A common use case for developing AI chat bots is ingesting PDF documents and allowing users to ask questions, inspect the documents, and learn from them. In this tutorial we will start with a 100% blank project and build an end to end chat application that allows users to chat about the Epic Games vs Apple Lawsuit.
There's a lot of content packed into this one video so please ask questions in the comments and I will do my best to help you get past any hurdles.
In Part One You will Learn:
- Create a new app using @LangChain 's LangServe
- ingestion of PDFs using @unstructuredio
- Chunking of documents via @LangChain 's SemanticChunker
- Embedding chunks using @OpenAI 's embeddings API
- Storing embedded chunks into a PGVector a vector database
- Build a LCEL Chain for LangServe that uses PGVector as a retriever
- Use the LangServe playground as a way to test our RAG
- Stream output including document sources to a future front end.

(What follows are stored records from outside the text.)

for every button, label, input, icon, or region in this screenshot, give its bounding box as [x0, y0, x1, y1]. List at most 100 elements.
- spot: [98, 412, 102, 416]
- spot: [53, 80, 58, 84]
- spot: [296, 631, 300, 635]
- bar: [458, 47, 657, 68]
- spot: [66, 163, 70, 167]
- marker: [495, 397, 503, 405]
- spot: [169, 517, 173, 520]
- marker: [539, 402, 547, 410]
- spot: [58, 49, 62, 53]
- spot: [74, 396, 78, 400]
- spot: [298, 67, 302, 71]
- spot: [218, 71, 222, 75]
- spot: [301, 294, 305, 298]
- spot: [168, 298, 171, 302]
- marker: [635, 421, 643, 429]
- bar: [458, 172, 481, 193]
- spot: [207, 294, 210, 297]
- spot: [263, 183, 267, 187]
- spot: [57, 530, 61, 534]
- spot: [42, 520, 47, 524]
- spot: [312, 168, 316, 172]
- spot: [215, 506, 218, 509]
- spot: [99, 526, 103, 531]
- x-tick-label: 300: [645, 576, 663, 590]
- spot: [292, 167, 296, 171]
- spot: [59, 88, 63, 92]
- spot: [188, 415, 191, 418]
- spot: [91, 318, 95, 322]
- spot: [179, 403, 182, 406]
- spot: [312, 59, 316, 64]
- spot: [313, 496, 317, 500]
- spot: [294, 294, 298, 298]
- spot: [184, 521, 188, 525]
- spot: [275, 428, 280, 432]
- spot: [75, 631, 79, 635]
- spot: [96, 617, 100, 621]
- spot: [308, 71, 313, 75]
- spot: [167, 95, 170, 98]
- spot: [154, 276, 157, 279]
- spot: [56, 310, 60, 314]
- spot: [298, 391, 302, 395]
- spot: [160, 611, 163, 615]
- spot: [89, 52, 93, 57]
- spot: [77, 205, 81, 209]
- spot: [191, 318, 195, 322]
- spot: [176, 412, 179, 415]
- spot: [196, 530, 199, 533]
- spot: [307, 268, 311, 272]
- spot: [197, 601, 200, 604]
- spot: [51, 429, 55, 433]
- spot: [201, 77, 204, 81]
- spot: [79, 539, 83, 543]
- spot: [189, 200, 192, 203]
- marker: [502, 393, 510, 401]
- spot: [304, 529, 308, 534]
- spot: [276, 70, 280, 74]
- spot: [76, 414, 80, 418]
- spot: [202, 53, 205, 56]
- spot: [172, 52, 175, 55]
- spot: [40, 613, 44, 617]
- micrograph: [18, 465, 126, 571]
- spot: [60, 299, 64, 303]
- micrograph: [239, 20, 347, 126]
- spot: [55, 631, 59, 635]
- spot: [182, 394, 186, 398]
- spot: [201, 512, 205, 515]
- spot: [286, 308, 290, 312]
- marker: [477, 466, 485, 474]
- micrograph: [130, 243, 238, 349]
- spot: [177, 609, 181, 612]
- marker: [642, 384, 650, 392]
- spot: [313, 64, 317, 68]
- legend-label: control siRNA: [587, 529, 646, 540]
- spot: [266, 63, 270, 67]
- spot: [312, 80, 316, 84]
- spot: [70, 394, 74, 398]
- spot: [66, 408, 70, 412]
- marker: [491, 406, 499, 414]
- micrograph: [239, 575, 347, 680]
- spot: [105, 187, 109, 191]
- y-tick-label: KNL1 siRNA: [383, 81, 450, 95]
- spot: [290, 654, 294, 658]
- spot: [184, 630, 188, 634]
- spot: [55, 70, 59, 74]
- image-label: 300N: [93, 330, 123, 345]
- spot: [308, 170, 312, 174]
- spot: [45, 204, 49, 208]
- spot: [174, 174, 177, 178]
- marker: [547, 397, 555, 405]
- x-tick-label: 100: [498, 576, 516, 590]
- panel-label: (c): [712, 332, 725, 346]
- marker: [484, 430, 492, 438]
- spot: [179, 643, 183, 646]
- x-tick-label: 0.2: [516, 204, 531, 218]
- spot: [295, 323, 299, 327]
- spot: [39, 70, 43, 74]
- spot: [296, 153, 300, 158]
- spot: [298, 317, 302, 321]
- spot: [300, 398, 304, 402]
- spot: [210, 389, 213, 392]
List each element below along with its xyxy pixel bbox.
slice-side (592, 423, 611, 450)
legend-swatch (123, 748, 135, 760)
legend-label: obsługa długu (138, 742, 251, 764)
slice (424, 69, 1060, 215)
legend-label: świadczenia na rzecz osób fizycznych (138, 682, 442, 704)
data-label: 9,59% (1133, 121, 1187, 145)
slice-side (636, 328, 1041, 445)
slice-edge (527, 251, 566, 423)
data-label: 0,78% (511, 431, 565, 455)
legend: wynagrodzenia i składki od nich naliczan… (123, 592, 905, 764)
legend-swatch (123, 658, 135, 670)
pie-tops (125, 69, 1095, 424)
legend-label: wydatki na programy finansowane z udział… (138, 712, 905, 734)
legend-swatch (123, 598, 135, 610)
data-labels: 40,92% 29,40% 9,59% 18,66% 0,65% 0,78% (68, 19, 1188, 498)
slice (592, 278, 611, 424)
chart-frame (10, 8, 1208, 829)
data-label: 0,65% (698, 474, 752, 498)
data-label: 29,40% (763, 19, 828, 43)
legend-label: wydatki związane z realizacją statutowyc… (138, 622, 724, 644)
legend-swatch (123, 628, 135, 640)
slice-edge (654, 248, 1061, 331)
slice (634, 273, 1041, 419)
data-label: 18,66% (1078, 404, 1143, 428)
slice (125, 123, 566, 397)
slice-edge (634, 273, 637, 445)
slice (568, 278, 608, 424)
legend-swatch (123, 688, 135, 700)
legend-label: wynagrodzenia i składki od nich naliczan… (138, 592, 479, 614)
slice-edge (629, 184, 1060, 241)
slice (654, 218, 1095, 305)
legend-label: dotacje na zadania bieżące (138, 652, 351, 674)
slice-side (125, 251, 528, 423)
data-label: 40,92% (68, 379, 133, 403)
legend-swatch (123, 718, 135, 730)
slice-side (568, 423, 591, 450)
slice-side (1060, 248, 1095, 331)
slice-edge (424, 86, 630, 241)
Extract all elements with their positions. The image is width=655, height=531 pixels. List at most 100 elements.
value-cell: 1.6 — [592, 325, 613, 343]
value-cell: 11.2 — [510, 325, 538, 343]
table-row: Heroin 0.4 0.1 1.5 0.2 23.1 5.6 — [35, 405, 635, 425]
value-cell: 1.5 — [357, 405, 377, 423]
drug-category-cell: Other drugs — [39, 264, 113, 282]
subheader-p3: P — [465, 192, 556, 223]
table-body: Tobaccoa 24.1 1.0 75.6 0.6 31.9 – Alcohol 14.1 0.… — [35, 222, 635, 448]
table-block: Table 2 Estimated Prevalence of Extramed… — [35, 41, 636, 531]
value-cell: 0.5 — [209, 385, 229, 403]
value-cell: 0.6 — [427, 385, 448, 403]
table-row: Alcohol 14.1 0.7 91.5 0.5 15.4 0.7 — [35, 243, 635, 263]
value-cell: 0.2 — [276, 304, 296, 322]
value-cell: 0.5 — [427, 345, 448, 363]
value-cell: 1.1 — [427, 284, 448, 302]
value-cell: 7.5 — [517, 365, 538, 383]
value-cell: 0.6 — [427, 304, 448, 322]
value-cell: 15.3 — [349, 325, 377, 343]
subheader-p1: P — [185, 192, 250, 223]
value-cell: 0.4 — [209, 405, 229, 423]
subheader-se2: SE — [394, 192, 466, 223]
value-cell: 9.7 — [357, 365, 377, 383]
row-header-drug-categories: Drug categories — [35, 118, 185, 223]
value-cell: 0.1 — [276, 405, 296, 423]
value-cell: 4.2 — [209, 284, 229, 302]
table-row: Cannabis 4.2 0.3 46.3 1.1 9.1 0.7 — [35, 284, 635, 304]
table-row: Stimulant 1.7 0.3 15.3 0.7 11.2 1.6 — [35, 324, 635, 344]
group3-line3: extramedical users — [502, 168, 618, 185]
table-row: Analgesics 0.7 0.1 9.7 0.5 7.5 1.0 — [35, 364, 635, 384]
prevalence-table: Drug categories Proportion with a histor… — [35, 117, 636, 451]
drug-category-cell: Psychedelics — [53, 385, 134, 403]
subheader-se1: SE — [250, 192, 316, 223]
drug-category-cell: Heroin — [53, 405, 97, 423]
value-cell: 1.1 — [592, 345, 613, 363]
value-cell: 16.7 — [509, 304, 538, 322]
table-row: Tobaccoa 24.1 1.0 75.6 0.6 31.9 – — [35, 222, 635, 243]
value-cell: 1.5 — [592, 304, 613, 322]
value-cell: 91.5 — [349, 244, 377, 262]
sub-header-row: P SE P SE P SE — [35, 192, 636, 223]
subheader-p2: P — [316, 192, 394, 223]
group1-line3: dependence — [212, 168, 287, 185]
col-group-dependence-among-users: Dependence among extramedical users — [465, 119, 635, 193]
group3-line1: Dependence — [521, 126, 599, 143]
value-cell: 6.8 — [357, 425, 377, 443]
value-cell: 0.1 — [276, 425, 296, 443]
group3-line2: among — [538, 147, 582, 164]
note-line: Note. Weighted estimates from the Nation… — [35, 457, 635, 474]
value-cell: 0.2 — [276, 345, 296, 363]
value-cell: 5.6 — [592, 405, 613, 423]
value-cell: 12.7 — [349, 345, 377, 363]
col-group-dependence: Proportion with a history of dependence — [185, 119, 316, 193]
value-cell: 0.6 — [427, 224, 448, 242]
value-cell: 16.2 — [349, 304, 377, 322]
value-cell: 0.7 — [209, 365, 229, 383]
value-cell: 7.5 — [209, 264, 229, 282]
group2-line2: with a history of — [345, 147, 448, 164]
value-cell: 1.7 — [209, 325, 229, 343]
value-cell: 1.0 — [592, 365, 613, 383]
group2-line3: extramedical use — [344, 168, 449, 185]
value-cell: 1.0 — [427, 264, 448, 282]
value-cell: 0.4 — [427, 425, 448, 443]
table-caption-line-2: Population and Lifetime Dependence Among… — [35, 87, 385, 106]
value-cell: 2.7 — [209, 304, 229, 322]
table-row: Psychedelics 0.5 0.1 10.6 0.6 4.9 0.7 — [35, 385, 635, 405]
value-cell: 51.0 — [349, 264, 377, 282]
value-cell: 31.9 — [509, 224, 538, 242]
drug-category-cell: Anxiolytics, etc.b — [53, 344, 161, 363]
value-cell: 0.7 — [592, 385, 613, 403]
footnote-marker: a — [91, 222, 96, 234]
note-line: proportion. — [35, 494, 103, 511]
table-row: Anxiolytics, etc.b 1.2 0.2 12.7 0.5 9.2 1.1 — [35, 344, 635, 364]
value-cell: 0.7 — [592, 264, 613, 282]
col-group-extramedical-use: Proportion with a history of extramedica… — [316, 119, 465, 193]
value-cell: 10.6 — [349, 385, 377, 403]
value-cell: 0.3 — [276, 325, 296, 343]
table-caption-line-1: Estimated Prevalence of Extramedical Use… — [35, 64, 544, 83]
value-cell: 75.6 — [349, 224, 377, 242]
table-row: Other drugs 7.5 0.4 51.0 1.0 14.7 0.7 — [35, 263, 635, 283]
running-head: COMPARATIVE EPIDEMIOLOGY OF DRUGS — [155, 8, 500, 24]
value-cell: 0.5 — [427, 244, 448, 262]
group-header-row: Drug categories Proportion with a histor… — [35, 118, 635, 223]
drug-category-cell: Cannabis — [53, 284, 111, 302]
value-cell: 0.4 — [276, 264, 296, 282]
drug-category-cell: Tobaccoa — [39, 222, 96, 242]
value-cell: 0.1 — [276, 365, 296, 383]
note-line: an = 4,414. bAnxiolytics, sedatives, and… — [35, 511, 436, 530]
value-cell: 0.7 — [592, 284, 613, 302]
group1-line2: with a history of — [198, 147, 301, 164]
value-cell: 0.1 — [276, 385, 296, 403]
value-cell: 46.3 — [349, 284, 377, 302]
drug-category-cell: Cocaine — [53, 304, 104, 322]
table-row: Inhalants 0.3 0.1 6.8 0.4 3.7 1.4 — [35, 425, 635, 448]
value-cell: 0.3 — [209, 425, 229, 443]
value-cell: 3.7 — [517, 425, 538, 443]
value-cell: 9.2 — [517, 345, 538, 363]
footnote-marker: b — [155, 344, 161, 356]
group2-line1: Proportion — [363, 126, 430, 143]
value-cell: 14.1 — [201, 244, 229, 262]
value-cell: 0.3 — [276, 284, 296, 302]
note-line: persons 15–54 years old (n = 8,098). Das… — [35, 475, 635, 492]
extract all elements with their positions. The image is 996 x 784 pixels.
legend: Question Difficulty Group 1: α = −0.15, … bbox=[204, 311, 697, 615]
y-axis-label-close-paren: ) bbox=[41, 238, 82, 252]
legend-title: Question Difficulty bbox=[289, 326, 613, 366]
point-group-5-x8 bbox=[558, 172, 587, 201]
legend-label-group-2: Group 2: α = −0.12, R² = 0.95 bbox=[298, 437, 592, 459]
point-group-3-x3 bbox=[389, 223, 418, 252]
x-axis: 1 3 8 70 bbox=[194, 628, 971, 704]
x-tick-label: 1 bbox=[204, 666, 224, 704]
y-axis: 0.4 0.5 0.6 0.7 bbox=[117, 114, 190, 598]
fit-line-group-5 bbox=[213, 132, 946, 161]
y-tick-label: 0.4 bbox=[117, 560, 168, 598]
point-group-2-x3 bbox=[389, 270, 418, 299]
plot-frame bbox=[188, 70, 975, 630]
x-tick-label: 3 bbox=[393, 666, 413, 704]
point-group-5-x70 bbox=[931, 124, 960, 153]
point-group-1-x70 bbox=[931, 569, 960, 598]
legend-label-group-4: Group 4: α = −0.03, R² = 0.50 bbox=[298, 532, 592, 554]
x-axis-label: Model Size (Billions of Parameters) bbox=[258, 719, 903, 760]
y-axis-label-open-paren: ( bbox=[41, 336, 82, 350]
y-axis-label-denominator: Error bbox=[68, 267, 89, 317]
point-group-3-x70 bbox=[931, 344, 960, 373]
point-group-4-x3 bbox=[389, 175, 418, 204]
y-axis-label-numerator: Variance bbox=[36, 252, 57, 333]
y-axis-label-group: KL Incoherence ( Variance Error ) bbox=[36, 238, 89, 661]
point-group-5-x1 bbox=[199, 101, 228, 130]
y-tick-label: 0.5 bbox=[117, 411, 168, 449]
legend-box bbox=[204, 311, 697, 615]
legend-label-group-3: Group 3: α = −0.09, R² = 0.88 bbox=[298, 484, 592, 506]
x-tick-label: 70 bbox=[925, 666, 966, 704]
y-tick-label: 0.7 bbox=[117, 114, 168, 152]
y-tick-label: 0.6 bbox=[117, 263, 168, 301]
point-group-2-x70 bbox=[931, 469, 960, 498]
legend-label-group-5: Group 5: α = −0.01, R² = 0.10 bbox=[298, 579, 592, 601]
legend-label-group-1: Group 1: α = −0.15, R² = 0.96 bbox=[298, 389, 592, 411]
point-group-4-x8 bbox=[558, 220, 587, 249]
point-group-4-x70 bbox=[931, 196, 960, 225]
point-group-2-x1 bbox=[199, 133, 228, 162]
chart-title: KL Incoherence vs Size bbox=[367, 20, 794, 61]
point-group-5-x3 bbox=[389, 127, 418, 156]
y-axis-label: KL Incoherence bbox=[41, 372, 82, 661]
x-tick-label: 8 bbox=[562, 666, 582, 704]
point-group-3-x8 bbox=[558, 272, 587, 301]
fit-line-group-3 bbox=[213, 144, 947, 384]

In Part 2 we will focus on:
- Creating a front end with Typescript, React, and Tailwind
- Display sources of information along with the LLM output
- Stream to the frontend with Server Sent Events
- Deploying the Backend application to @DigitalOcean & @LangChain 's LangServe hosted platform to compare
- Deploying the frontend to @DigitalOcean 's App Platform
In Part 3 we will focus on:
- Adding Memory to the @LangChain Chain with PostgreSQL
- Add Multiquery to the chain for better breadth of search
- Add sessions to the Chat History
Top comments (5)
can multiple pdfs be stored here
part1: i have an error TypeError: expected string or bytes-like object, got 'list' on line: text_splitter = SemanticChunker(embeddings=embeddings)
correction: i got error on: chunks =text_splitter.create_documents(docs)
solved! if i use parameter use_multithreading=True it returns a list. :-)
I've watched Part 1 Austin - awesome - thank you!